Bulgaria wind body in reform plea

A wind farm in Bulgaria

A wind farm in Bulgaria

Bulgaria’s wind industry has criticised the country’s government after a row over renewable energy payments left three major power distributors facing the possible loss of their operating licences.

Officials have started procedures to suspend the licenses of CEZ, the biggest Czech utility, Austria's EVN AG (EVN) and Prague-based Energo-Pro, over a dispute between the three and the National Electricity Company (NEK), the state-owned company that controls Bulgaria’s generation and transmission infrastructure.

The dispute relates to 347.6m lev ($247m) that the three are claimed to owe NEK following a series of changes to the process for processing renewable power generation payments. The trio have yet to formally  respond to the move to suspend them.

The Bulgarian Wind Energy Association (BGWEA) criticised the government for its failure to get a grip of the country’s power sector.

“Because the energy system still suffers a financial deficit, (state regulator) SEWRC is most probably applying pressure to the end suppliers through the procedure for revocation of licenses,” says BGWEA representative Bilyana Lozanova.

“Our observation is that instead of facilitating needed reforms in the sector, the state institutions are applying policies that transfer the problems from one participant in the sector to another – from state companies to private investors,” she adds.

“In our opinion, the reforms in the energy sector in Bulgaria should be based on adequate regulatory processes, expert analysis, and dialogue with stakeholders and transparency in decision making. The current processes in the sector show lack of dialogue, lack of transparency, and sham reform measures that only exacerbate the problems rather than solve them.”

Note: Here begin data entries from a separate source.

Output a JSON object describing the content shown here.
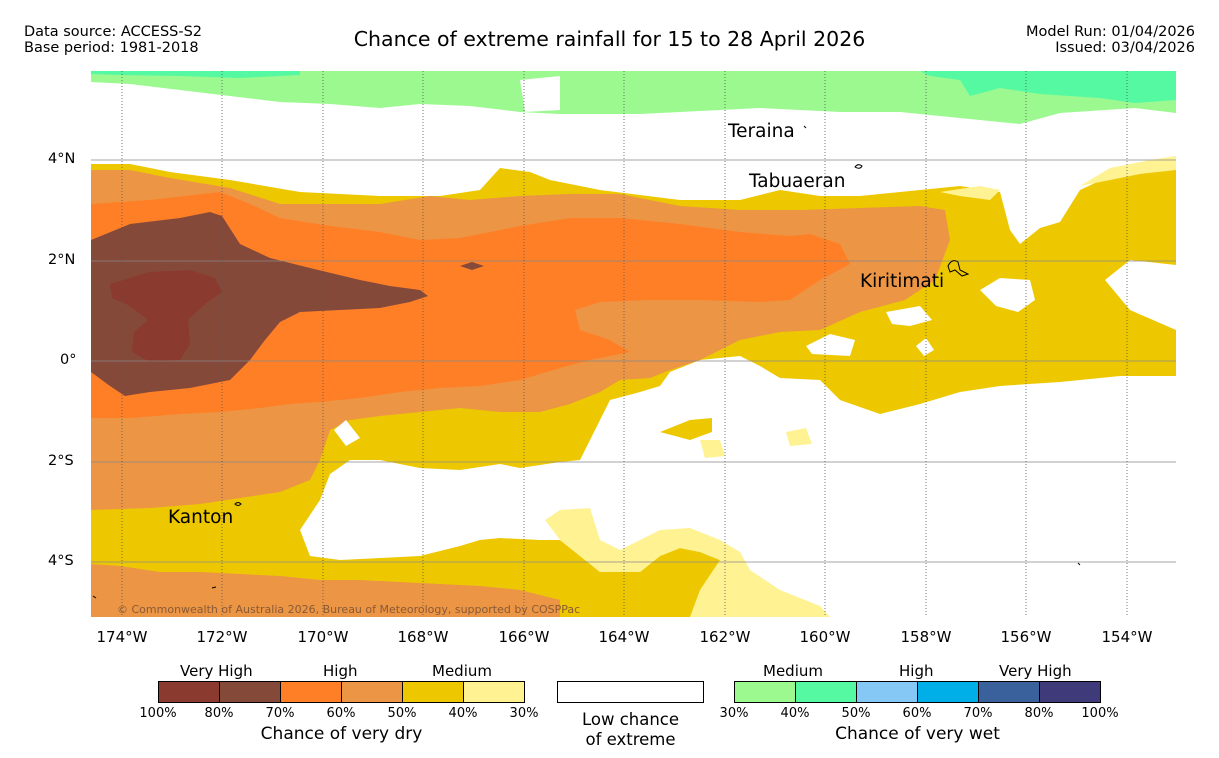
{
  "header": {
    "data_source": "Data source: ACCESS-S2",
    "base_period": "Base period: 1981-2018",
    "title": "Chance of extreme rainfall for 15 to 28 April 2026",
    "model_run": "Model Run: 01/04/2026",
    "issued": "Issued: 03/04/2026"
  },
  "map": {
    "lat_labels": [
      "4°N",
      "2°N",
      "0°",
      "2°S",
      "4°S"
    ],
    "lon_labels": [
      "174°W",
      "172°W",
      "170°W",
      "168°W",
      "166°W",
      "164°W",
      "162°W",
      "160°W",
      "158°W",
      "156°W",
      "154°W"
    ],
    "places": {
      "teraina": "Teraina",
      "tabuaeran": "Tabuaeran",
      "kiritimati": "Kiritimati",
      "kanton": "Kanton"
    },
    "copyright": "© Commonwealth of Australia 2026, Bureau of Meteorology, supported by COSPPac"
  },
  "legend": {
    "dry": {
      "groups": [
        "Very High",
        "High",
        "Medium"
      ],
      "ticks": [
        "100%",
        "80%",
        "70%",
        "60%",
        "50%",
        "40%",
        "30%"
      ],
      "colors": [
        "#8b3a2f",
        "#85493a",
        "#ff7f27",
        "#ec9545",
        "#edc800",
        "#fff293"
      ],
      "caption": "Chance of very dry"
    },
    "low": {
      "line1": "Low chance",
      "line2": "of extreme"
    },
    "wet": {
      "groups": [
        "Medium",
        "High",
        "Very High"
      ],
      "ticks": [
        "30%",
        "40%",
        "50%",
        "60%",
        "70%",
        "80%",
        "100%"
      ],
      "colors": [
        "#9bf990",
        "#55f9a2",
        "#85c8f5",
        "#00aee8",
        "#3a619b",
        "#3f3a7a"
      ],
      "caption": "Chance of very wet"
    }
  },
  "colors": {
    "very_dry_80_100": "#8b3a2f",
    "very_dry_70_80": "#85493a",
    "dry_60_70": "#ff7f27",
    "dry_50_60": "#ec9545",
    "dry_40_50": "#edc800",
    "dry_30_40": "#fff293",
    "wet_30_40": "#9bf990",
    "wet_40_50": "#55f9a2"
  }
}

Wind accounts for 5% of total generating capacity and there is a mid-term potential for more than 3GW, according to last year’s EWEA Emerging European Wind Power Markets report.

In the past two years however, the legal framework has significantly worsened with retroactive changes to feed-in tariffs and the implementation of a grid-access levy discriminating against wind power producers, adds the report.

Bulgaria has to meet a binding target of 16% renewable energy in gross consumption by 2020 and its National Renewable Energy Action Plan (NREAP) requires 20.6% renewable energy in electricity consumption to meet the target.